Sin embargo, aquellos veranos sorianos a los que hoy con más que probable seguridad les adjudicaríamos el calificativo cuando menos de tediosos se vieron enriquecidos con una nueva oferta que no tardó en convertirse en santo y seña de la época estival. El 17 de julio de 1952 nacía y se inscribía, como no podía ser menos, en el Registro del Gobierno Civil, el Centro Excursionista Soriano. Una asociación creada al margen del más puro oficialismo en la que no obstante cabían gentes de todas las tendencias, como de hecho así ocurrió con el presidente que firmó los primeros estatutos, el inspector médico de la Seguridad Social y destacado dirigente del sindicato vertical, el médico Ramón Villuendas Berzosa, o el vocal, el Inspector de Escuelas Antonio Sanz Polo, también un hombre del Movimiento Nacional.

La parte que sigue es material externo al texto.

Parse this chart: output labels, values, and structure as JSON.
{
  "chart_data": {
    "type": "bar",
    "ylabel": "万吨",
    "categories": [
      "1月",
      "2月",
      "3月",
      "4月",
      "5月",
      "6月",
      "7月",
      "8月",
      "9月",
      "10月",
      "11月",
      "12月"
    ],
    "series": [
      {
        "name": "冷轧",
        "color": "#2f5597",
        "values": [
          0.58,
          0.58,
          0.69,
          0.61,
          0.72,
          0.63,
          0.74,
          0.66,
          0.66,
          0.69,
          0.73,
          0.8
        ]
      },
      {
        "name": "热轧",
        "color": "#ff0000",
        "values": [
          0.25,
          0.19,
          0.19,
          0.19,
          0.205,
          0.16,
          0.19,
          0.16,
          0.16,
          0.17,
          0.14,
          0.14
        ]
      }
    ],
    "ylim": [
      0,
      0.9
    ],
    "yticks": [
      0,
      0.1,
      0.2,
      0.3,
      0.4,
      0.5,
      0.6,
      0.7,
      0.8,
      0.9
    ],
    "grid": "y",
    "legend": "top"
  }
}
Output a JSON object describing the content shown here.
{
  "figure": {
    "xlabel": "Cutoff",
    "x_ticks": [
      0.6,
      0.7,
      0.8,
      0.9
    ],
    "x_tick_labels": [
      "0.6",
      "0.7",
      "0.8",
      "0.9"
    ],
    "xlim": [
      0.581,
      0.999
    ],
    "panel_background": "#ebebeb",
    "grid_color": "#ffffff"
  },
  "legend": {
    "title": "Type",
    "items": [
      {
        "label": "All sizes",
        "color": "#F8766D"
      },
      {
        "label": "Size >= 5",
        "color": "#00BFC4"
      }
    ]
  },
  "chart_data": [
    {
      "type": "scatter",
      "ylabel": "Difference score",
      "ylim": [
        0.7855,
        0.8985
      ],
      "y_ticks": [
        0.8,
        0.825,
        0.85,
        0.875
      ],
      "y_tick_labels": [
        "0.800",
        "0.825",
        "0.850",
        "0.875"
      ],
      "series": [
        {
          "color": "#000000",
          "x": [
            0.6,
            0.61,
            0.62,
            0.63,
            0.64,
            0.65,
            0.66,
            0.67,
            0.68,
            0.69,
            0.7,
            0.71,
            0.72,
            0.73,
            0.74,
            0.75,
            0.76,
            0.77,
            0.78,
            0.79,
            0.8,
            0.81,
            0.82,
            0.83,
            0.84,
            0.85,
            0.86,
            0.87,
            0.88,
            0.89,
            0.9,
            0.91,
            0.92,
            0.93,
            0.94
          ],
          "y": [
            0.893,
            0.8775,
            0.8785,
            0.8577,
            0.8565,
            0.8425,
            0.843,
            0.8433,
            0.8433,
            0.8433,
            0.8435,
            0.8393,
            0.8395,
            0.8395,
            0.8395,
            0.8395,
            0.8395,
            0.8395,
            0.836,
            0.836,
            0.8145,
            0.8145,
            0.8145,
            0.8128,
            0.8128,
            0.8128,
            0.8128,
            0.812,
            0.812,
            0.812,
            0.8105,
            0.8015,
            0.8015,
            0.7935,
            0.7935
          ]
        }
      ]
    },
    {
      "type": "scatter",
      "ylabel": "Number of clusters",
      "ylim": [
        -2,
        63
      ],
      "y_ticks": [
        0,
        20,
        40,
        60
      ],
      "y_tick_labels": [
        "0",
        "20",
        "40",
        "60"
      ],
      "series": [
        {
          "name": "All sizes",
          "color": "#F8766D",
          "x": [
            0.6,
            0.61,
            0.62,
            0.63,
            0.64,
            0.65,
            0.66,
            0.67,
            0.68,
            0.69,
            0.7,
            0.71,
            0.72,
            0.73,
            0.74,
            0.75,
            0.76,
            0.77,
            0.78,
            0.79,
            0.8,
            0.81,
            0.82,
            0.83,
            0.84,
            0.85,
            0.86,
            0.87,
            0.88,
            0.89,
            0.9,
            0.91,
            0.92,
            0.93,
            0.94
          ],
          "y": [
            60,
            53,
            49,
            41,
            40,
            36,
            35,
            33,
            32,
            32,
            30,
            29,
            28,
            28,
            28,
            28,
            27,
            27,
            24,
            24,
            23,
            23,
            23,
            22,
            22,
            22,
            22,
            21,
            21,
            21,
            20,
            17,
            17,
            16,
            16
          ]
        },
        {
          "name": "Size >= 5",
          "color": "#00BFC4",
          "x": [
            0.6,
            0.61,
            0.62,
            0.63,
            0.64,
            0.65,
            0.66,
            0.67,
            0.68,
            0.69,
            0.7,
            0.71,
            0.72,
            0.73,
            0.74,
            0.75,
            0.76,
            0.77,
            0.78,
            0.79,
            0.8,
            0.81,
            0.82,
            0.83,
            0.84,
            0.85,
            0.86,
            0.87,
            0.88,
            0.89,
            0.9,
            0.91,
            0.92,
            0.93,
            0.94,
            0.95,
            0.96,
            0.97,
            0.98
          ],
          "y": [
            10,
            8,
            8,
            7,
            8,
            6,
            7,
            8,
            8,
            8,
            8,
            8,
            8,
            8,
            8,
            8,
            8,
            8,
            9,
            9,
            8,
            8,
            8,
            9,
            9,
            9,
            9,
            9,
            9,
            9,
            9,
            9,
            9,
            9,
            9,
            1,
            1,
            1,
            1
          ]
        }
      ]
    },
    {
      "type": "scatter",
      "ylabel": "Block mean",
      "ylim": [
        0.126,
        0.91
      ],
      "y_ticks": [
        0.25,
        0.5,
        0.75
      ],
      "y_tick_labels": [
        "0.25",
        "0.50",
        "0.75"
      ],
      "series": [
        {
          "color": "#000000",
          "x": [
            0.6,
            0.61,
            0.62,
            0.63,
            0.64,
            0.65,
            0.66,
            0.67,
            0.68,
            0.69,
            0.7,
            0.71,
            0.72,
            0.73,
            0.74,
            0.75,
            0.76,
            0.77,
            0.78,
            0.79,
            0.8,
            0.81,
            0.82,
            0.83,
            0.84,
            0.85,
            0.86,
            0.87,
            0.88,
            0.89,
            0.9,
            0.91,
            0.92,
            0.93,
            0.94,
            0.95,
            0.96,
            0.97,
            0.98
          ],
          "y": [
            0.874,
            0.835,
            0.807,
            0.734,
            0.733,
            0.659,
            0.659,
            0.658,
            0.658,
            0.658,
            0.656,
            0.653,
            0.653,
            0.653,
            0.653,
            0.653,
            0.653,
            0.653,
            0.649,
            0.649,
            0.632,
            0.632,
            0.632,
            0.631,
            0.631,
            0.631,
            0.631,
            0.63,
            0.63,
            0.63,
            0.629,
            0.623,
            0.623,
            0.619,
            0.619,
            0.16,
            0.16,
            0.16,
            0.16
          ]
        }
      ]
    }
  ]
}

El caso es que este grupo amante de la naturaleza y de la montaña comenzó a desplegar una actividad notable que tuvo en la travesía a nado de la Laguna Negra la primera gran proyección hacia el exterior. Pues en efecto, el 23 de agosto de 1953 –no tardó en pasar al primer domingo del mes, con alguna excepción para que no coincidiera con otra ya asentada y de prestigio en la sierra madrileña- se celebraba por vez primera esta competición hoy emblemática del deporte soriano que, para mayor satisfacción de sus promotores –Manuel Rodríguez Arcocha, José Luis Corral y Pedro María Ontoria- y, por supuesto, de la entidad, no tardaría en adquirir una dimensión entonces impensada que le llevó a sobrepasar los límites de una prueba deportiva más al uso, al margen de su singularidad, convirtiéndola en un acontecimiento extraordinario dotado de un fuerte componente social y por qué no en una de las referencias de los veranos sorianos. Es cierto que la prueba se desarrollaba, como ahora, en las cumbres de Urbión, pero la gran movida, si se está por utilizar la terminología moderna, tenía por escenario la ciudad. Pues en efecto, de la capital salían muy de mañana y a ella volvían ya bien entrada la noche los expedicionarios que se habían desplazado en autobuses. El programa no variaba. A las siete de la mañana del domingo había misa en san Francisco. A la salida, media hora después, se tomaban allí mismo los autocares hasta Santa Inés, desde donde, cuando todavía no había carretera, se subía por el cortafuegos conducidos por expertos en la montaña. La travesía era a las doce y media. Comida y salida de regreso de la Laguna alrededor de las seis de la tarde para tomar de nuevo las autobuses en Santa Inés y volver a Soria, a la que se llegaba alrededor de las nueve, después de una jornada que resultaba agotadora.